Wir sind gespannt, wie Herr Hirsch in der Kürze der Zeit nun ein Angebotspaket zusammenschnüren möchte, welches den gesetzlichen Ansprüchen genügt und tatsächlich einen Mehrwert für die Teilhabe von armutsbelasteten Kindern bringt. Auf alle Fälle wird dies nicht in einer Hau-Ruck-Aktion umzusetzen sein.

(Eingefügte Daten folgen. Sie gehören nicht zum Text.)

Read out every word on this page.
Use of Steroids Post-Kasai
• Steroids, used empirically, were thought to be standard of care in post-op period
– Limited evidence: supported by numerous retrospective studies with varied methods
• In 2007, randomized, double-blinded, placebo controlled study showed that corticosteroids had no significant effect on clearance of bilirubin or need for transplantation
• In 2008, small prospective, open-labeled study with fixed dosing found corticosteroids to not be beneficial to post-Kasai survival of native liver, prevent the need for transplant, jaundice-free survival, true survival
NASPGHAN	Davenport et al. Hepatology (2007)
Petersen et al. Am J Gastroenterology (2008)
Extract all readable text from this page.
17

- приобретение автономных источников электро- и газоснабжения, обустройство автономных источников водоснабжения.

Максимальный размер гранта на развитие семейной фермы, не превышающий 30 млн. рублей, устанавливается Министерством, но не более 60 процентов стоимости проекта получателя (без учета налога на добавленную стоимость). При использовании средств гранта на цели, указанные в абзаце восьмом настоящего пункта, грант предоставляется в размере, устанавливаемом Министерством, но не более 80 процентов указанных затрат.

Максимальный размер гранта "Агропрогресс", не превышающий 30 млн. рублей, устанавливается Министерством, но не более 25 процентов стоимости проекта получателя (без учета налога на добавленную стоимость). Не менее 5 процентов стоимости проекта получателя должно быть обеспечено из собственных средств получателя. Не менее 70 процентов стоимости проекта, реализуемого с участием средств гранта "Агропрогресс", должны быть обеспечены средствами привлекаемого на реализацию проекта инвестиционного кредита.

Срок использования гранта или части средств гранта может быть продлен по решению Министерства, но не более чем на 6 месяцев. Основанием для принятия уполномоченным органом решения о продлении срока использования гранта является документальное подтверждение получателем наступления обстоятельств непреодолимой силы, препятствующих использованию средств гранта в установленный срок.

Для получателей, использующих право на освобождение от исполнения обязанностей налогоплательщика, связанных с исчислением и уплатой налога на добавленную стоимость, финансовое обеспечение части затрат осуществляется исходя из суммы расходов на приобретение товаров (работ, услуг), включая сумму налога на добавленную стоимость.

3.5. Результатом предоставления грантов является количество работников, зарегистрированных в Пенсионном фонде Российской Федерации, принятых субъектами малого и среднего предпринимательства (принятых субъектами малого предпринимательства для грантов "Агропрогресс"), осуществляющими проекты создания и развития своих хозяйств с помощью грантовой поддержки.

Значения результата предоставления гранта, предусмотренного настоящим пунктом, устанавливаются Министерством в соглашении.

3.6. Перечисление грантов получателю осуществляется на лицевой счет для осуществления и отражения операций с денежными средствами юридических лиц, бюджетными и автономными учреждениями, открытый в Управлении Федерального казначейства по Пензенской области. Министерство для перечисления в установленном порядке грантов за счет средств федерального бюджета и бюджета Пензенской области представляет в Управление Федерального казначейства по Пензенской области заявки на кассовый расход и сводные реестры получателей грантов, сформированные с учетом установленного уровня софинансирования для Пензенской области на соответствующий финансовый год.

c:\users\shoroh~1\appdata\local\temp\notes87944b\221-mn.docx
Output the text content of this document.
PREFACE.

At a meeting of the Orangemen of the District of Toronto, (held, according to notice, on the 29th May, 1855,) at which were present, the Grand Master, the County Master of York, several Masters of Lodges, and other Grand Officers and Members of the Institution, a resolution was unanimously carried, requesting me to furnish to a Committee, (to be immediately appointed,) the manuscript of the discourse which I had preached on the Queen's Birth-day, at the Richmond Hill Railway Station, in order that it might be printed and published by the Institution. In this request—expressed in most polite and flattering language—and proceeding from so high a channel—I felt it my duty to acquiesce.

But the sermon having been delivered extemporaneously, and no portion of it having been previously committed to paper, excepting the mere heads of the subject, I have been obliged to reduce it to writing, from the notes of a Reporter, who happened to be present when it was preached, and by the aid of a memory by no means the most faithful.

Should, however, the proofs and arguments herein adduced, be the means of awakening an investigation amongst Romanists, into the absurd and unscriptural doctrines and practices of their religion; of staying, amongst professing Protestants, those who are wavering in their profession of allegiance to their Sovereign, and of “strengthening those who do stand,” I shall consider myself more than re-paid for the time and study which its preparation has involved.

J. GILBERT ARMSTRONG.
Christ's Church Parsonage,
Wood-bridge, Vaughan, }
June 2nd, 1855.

Interessant ist zudem, in welcher Weise Herr Hirsch schon eine Prioritätensetzung vorgenommen zu haben scheint, in der alle Angebote Vorrang vor der Schulsozialarbeit hätten, ohne diese zumindest auf der letzten Sitzung des Jugendhilfeausschusses zu thematisieren. Warum wurden beispielsweise keine „runden Tische“ einberufen, um sich mit allen beteiligten Akteuren über ein gemeinsames Vorgehen zu verständigen? Er wäre vor allem für die Betroffenen zu wünschen, dass das Ergebnis der Umsetzung in Landau dennoch positiv ausfallen wird. Doch durch seine schläfrige Herangehensweise hat der Bürgermeister diesem Ziel schwere Steine in den Weg gelegt.